But plastic is the villain in every good story about the oceans, city parks, farms, even Mount Everest. Bags that sea creatures mistake for tasty jellyfish nibbles, or nappies that will still be around a hundred years after their wearers have themselves grown old and died, or teabags, for goodness sake – is nothing sacred? We have all been part of the creation of a culture of throwaway values, of putting convenience before worth.

I have been trying to cut down on plastic – particularly single use plastic. I have, of course, put as much plastic into the kerbside recycling as possible for some years (increasing dramatically when I realised I could rinse it out in the dishwasher instead of doing it by hand 😳) Recently, I have increased my efforts: toilet roll now magically appears on our doorstep, wrapped in paper and made from bamboo; milk arrives in glass bottles; and it turns out it is possible to get through a period without plastic. Well, except the ibuprofen boxes and chocolate wrappers. Oops…

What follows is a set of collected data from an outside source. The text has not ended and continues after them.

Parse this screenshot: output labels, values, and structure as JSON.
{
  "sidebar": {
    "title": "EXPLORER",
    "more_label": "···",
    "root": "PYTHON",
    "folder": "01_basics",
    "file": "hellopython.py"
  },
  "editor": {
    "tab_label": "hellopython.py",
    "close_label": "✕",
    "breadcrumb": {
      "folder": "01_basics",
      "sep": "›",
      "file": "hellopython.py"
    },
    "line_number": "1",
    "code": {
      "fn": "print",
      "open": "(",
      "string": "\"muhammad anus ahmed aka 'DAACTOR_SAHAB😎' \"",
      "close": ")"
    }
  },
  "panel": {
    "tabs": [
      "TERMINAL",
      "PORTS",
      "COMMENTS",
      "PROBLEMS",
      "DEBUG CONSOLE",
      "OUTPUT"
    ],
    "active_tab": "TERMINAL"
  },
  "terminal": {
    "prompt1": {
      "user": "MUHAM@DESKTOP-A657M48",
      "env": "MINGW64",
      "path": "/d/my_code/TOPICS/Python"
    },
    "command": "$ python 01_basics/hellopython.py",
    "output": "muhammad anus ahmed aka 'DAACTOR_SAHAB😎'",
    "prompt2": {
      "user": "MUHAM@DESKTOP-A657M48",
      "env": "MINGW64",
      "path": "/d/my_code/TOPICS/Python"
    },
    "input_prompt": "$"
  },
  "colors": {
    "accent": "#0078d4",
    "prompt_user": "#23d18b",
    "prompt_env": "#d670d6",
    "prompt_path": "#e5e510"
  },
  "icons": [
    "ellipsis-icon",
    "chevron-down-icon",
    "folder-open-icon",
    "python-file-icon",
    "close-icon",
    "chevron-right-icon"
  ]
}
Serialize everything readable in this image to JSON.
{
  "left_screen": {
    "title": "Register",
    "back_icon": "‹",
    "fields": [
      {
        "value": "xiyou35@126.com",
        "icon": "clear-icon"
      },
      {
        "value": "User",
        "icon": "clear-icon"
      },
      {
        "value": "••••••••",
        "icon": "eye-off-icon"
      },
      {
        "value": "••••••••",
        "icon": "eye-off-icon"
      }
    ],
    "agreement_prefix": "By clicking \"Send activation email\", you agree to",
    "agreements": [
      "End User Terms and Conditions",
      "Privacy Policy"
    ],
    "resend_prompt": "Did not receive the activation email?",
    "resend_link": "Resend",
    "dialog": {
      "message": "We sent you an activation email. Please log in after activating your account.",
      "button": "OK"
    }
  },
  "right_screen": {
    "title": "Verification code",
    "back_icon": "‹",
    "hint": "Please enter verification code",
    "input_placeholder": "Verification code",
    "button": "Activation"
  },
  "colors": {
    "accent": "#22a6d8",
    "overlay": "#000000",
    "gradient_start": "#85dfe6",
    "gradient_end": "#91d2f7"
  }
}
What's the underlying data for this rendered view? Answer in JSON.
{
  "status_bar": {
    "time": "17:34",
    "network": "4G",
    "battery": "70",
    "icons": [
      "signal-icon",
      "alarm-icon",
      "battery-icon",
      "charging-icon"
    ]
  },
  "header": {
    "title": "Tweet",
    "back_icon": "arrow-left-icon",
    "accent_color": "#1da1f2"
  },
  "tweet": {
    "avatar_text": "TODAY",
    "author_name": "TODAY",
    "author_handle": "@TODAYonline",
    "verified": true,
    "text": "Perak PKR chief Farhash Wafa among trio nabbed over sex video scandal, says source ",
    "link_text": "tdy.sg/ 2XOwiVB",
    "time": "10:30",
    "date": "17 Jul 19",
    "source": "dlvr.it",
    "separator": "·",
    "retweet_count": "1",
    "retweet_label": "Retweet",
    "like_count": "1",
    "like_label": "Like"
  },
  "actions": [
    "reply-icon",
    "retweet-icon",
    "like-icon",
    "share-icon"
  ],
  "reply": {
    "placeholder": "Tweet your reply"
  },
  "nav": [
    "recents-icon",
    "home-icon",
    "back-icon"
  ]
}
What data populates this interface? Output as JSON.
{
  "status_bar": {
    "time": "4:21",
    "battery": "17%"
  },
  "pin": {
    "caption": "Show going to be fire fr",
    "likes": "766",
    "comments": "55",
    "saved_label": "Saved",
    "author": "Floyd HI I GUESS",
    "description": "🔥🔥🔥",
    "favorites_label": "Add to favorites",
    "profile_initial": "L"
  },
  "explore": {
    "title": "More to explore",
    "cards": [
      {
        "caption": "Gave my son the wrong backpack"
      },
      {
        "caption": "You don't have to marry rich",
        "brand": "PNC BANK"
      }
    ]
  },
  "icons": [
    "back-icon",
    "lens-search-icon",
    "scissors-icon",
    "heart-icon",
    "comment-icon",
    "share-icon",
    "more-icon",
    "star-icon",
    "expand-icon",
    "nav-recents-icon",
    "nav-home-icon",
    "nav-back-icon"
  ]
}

The problem is that cutting down on plastic does not just mean saying no to throw away Costa cups and regifting Enchantimals. (No, I hadn’t heard of them either, until The Cowgirl got given some for her last birthday. Half skunk, half girl, and a build so skinny they make Barbie look rotund. So of course, the children love them.) Cutting down on plastic really means cutting down on the things that make it possible to work, have fun, have kids, have a hobby, all at the same time. It means forward planning, and being willing to go to different shops for different things, rather than just doing a Morrisons shop online and accepting that peppers and aubergines will arrive in polythene netting encased in shrinkwrap. It means aiming for a picnic bag that puts Mary Poppins to shame, filled with metal straws, collapsible cups, cloth handkerchiefs and bamboo cutlery. It means having the disposable income to invest in reusable options, and the disposable time to put in the groundwork, find the alternatives, make cleaning products at home, grow your own food.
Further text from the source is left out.